Government Regulation is Necessary, but it has to be Smart
With his new executive order, “Putting the Public First,” President Biden joins other recent Democratic presidents who have embraced government reform as a strategy for building trust in active government. The effort dates back at least to the 1970s, when President Jimmy Carter sought to balance protecting consumers, workers and the environment with responding to criticism about the costs and impact of federal regulation and bureaucracy.
These two aspects of 1970s liberalism — taking government action to solve public problems while acknowledging the need to improve government itself — came into particular focus one December morning in 1980, at the close of Carter’s presidency. That’s when he signed into law two strikingly different bills: the Superfund hazardous-waste law and the Paperwork Reduction Act.
Superfund strengthened the hand of federal environmental regulators by creating a new legal and funding mechanism to clean up the nation’s hazardous waste sites. The Paperwork Reduction Act pointed in the opposite direction, by eliminating “unnecessary Federal regulations” and providing a way to “regulate the regulators,” Carter explained.

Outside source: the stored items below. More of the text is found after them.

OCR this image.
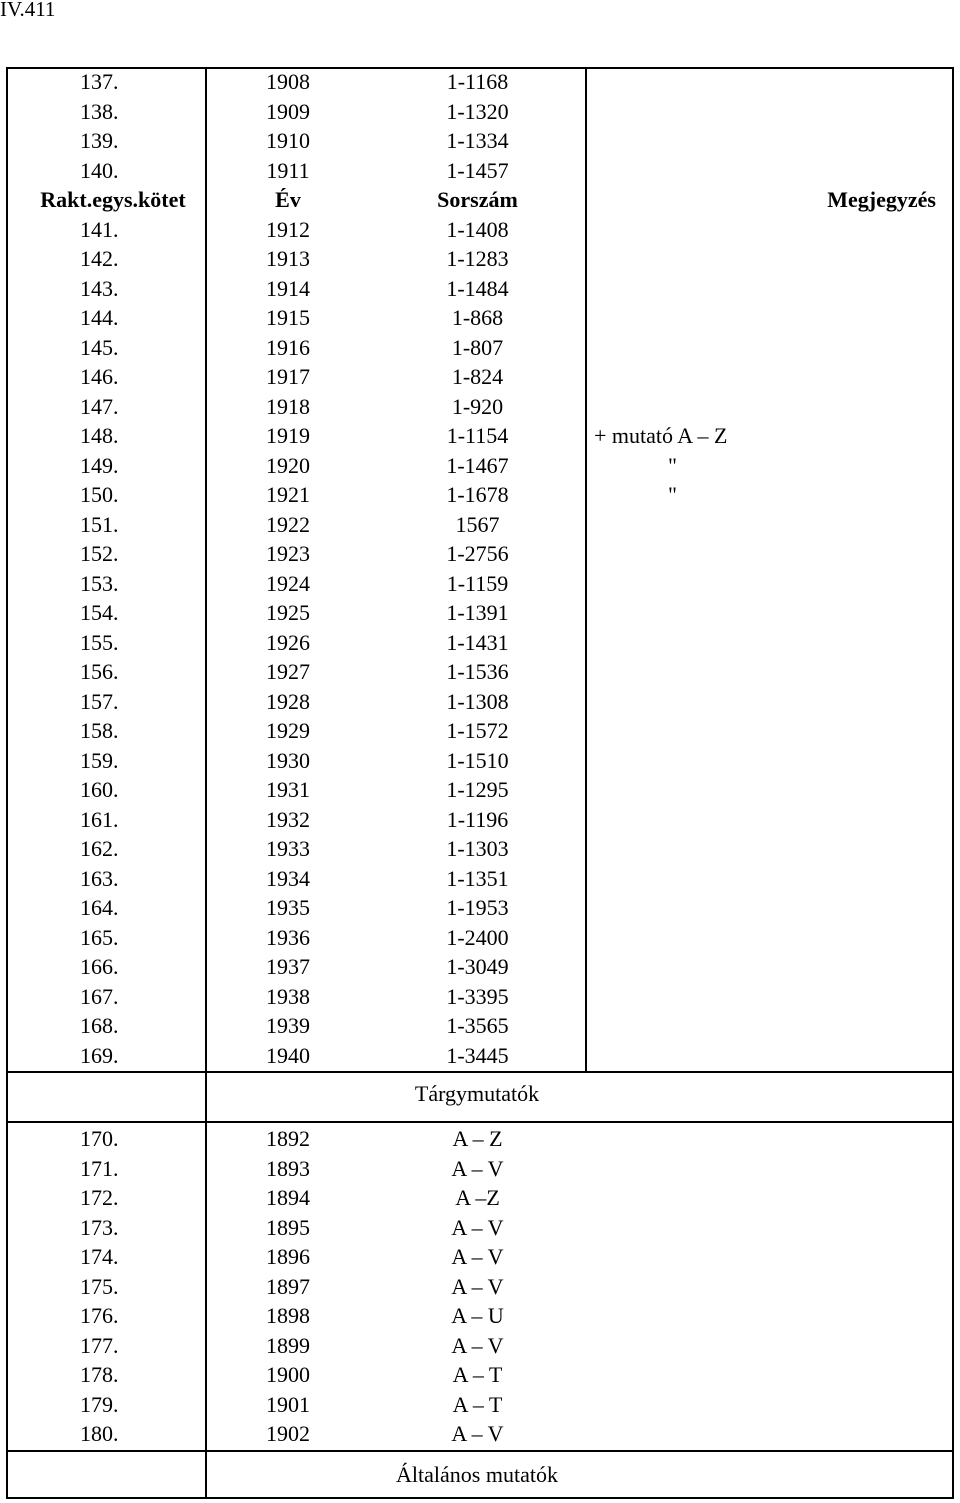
IV.411
137.	1908	1-1168
138.	1909	1-1320
139.	1910	1-1334
140.	1911	1-1457
Rakt.egys.kötet	Év	Sorszám	Megjegyzés
141.	1912	1-1408
142.	1913	1-1283
143.	1914	1-1484
144.	1915	1-868
145.	1916	1-807
146.	1917	1-824
147.	1918	1-920
148.	1919	1-1154	+ mutató A – Z
149.	1920	1-1467	"
150.	1921	1-1678	"
151.	1922	1567
152.	1923	1-2756
153.	1924	1-1159
154.	1925	1-1391
155.	1926	1-1431
156.	1927	1-1536
157.	1928	1-1308
158.	1929	1-1572
159.	1930	1-1510
160.	1931	1-1295
161.	1932	1-1196
162.	1933	1-1303
163.	1934	1-1351
164.	1935	1-1953
165.	1936	1-2400
166.	1937	1-3049
167.	1938	1-3395
168.	1939	1-3565
169.	1940	1-3445
Tárgymutatók
170.	1892	A – Z
171.	1893	A – V
172.	1894	A –Z
173.	1895	A – V
174.	1896	A – V
175.	1897	A – V
176.	1898	A – U
177.	1899	A – V
178.	1900	A – T
179.	1901	A – T
180.	1902	A – V
Általános mutatók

On the surface, the December 1980 double bill-signing neatly divided two historical eras. Superfund represented the last gasp of 1970s environmentalism, while paperwork reduction heralded the conservative ascendancy of newly elected Ronald Reagan.

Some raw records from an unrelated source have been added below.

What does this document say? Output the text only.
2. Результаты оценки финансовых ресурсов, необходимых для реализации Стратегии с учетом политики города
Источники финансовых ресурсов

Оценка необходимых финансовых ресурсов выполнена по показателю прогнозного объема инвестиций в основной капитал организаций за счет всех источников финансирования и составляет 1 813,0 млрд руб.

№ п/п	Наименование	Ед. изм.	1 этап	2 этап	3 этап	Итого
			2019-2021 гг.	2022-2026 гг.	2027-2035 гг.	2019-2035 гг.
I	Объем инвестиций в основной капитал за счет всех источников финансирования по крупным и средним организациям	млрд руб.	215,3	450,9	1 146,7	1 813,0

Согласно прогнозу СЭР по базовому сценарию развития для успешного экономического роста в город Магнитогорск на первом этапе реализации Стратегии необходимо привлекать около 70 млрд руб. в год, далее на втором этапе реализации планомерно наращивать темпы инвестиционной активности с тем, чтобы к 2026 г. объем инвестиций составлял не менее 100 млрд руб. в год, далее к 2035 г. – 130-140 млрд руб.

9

But Carter and his advisers had paired the bills with a purpose, and Carter enthusiastically signed both measures. Carter did not see the two pieces of legislation as a forced choice between starkly different paths. To him, the Paperwork Reduction Act and the Superfund bill represented two equally important and necessary developments of the 1970s that needed to be combined: the legitimate need for government to protect health, safety and the environment, and the vital importance of government effectiveness and accountability. Our failure to embrace the challenge to do both has paralyzed environmental policymaking and federal regulation ever since.